The overhaul of the divorce act, known as the Illinois Marriage and Dissolution of Marriage Act, will affect all areas of the family law, including obligations to support adult children attending post-high school educational facilities, such as college or vocational schools. The revisions to this provision of the act (750 ILCS 5/513) are discussed in detail below.

Illinois falls under one of the minority of states (approximately 1/3) that allow courts to require parents to pay for post-high school expenses. This obligation only extends to children of divorce or those falling under a parentage action - if a family remains intact, an adult child does not have standing to ask for a contribution for college or other professional institution. The court has discretion to order parents to pay for all, nothing, or a portion of such expenses.

What is included under "educational expenses"? Under the Act, educational expenses may include, but are not necessarily limited to the tuition, fees, medical expenses (including insurance and dental expenses), books and supplies. The cost of housing is included, whether it is on campus or off campus. However, the housing expenses cannot exceed the cost for the same academic year of a double occupancy student room, with a standard meal plan, in a residence hall operated by University of Illinois at Urbana-Champaign, unless good cause is shown. Costs also include the reasonable living expenses during both the academic year, and periods of recess, whether the student lives on campus or lives at the home of one of the parents and attends college as a non-resident student. In that instance, living expenses is defined as an amount that pays for the reasonable cost of the child's food, utilities and transportation.

What are some of the primary revisions that will commence on January 1, 2016? One of the primary changes to the college contribution provision is that there will be a cap on the amount that parents would be required to contribute.
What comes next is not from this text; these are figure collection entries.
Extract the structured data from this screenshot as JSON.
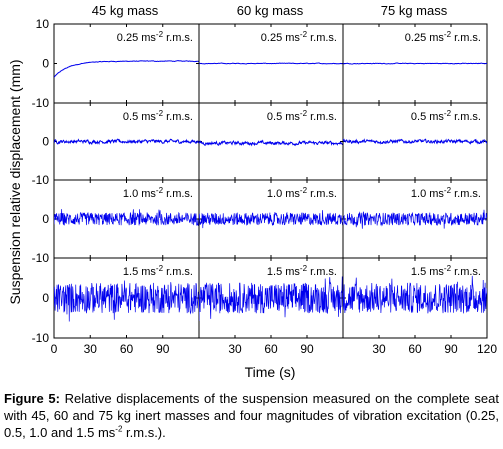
{
  "chart_data": {
    "type": "line",
    "grid_rows": 4,
    "grid_cols": 3,
    "column_titles": [
      "45 kg mass",
      "60 kg mass",
      "75 kg mass"
    ],
    "panel_label_base": [
      "0.25 ms",
      "0.5 ms",
      "1.0 ms",
      "1.5 ms"
    ],
    "panel_label_sup": "-2",
    "panel_label_suffix": " r.m.s.",
    "rms_levels": [
      0.25,
      0.5,
      1.0,
      1.5
    ],
    "xlabel": "Time (s)",
    "ylabel": "Suspension relative displacement (mm)",
    "ylim": [
      -10,
      10
    ],
    "yticks": [
      10,
      0,
      -10
    ],
    "ytick_labels_repeat": [
      "-10",
      "0",
      "-10",
      "0",
      "-10",
      "0",
      "-10",
      "0",
      "-10"
    ],
    "x_ticks_col1": [
      0,
      30,
      60,
      90
    ],
    "x_ticks_col2": [
      30,
      60,
      90
    ],
    "x_ticks_col3": [
      30,
      60,
      90,
      120
    ],
    "xlim_each_panel": [
      0,
      120
    ],
    "series_color": "#0000ee",
    "approx_peak_amplitude_mm": [
      0.5,
      1.0,
      3.0,
      7.0
    ],
    "initial_offset_45kg_025": -3.5
  },
  "caption": {
    "figure_label": "Figure 5:",
    "text_before_sup": " Relative displacements of the suspension measured on the complete seat with 45, 60 and 75 kg inert masses and four magnitudes of vibration excitation (0.25, 0.5, 1.0 and 1.5 ms",
    "sup": "-2",
    "text_after_sup": " r.m.s.)."
  }
}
The University of Illinois now serves as the standard for the court for purposes of limiting contribution to tuition, fees, and housing. The act states that educational expenses may include "except for good cause shown, the actual cost of the child's post-secondary expenses, including tuition and fees, provided that the cost for tuition and fees does not exceed the amount of tuition and fees paid by a student at the University of Illinois at Urbana-Champaign for the same academic year."
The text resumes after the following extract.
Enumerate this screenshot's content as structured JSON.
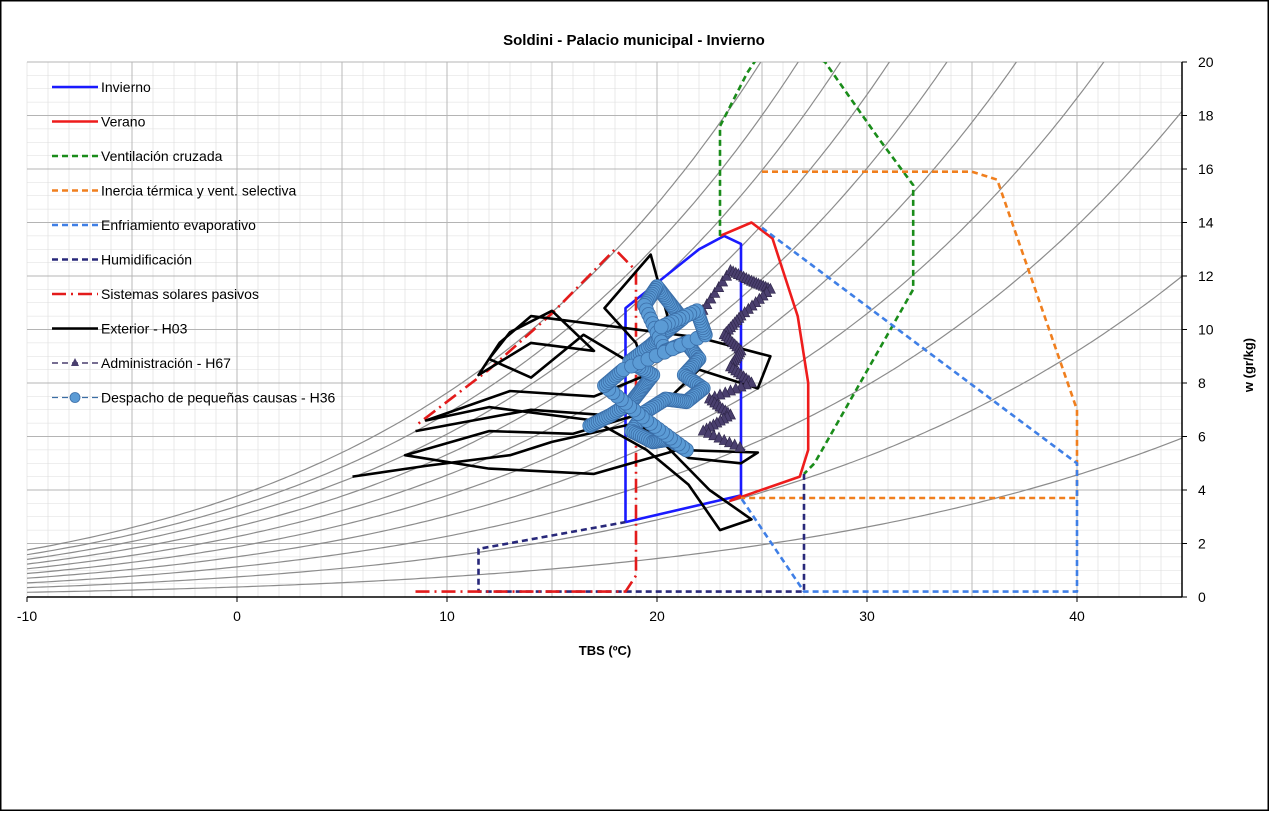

Courts can now require both parties and the child to complete a FAFSA and other financial aid forms. In addition to this, the court may require either or both of the parties to provide funds to the child to pay the cost of up to 5 college applications, 2 standardized college exams, and the cost of on prep course for a standardized college exam (such as the SAT and ACT).

The Act has also added language making it clear that an obligation to contribute towards college expenses can only go back to the date that the petition requesting such relief was filed. If your divorce judgment was silent regarding such obligations, and you file a motion after the child has graduated college seeking reimbursement for costs incurred in the past, most likely, you are out of luck.

What is the burden on the student? With the new revisions, the court can terminate the contributions of the parents if the child fails to maintain a "C" average (except in events of illness or other good cause), reaches the age of 23, receives a Bachelor's Degree, or marries. Parents have a right to access the child's educational records if they are to pay towards school.

These are general guidelines and do not constitute legal advice. Every situation is different, and the law may not apply to one family as it does to another. Please contact an attorney for advice and remember that when the new law takes effect, it will be new for everyone - the judges, lawyers, and the litigants.